Modeling the multi-state natural history of rare diseases with heterogeneous individual patient data: A simulation study

Multi-state survival models are used to represent the natural history of a disease, forming the basis of a health technology assessment comparing a novel treatment to current practice. Constructing such models for rare diseases is problematic, since evidence sources are typically much sparser and more heterogeneous. This simulation study investigated different one-stage and two-stage approaches to meta-analyzing individual patient data (IPD) in a multi-state survival setting when the number and size of studies being meta-analyzed are small. The objective was to assess methods of different complexity to see when they are accurate, when they are inaccurate and when they struggle to converge due to the sparsity of data. Biologically plausible multi-state IPD were simulated from study- and transition-specific hazard functions.

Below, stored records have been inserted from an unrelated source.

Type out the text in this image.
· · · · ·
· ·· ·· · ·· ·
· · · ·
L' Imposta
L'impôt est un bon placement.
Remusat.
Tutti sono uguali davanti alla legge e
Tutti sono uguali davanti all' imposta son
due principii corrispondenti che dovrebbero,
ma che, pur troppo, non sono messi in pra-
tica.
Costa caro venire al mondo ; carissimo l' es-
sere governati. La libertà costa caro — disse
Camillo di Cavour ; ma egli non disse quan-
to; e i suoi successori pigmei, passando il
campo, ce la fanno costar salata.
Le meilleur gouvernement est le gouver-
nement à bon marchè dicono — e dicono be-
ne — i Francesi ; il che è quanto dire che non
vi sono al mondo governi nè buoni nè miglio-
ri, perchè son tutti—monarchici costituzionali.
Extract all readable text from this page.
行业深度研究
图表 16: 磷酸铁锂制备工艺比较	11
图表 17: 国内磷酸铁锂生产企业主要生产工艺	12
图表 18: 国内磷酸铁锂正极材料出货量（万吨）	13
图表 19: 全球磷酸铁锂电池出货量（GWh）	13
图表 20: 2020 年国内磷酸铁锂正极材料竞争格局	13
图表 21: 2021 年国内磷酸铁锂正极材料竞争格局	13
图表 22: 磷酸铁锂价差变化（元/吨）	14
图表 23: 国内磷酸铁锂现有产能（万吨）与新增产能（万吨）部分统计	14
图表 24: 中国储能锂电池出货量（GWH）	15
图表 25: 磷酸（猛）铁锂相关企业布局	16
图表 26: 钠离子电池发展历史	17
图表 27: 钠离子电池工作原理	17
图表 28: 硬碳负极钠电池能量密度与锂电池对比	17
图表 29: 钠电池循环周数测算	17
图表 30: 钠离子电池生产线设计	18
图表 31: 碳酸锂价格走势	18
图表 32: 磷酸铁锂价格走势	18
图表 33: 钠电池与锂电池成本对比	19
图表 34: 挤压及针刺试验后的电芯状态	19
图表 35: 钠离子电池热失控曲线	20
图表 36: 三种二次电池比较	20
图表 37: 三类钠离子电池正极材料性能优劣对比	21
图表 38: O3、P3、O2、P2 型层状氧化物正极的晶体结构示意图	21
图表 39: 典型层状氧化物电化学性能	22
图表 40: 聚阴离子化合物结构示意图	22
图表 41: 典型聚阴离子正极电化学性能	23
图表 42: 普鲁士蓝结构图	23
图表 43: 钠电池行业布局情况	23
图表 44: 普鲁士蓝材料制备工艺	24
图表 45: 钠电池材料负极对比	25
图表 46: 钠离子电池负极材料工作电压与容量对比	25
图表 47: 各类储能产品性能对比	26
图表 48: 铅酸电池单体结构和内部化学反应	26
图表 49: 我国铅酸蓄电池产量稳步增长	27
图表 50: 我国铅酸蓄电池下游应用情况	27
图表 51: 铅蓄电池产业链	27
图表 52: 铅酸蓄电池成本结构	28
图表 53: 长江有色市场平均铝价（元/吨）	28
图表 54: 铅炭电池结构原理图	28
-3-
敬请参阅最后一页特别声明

One-stage frailty and two-stage stratified models were estimated, and compared to a base case model that did not account for study heterogeneity. Convergence and the bias/coverage of population-level transition probabilities to, and lengths of stay in, each state were used to assess model performance. A real-world application to Duchenne Muscular Dystrophy, a neuromuscular rare disease, was conducted, and a software demonstration is provided. Models not accounting for study heterogeneity were consistently out-performed by two-stage models. Frailty models struggled to converge, particularly in scenarios of low heterogeneity, and predictions from models that did converge were also subject to bias. Stratified models may be better suited to meta-analyzing disparate sources of IPD in rare disease natural history/economic modeling, as they converge more consistently and produce less biased predictions of lengths of stay.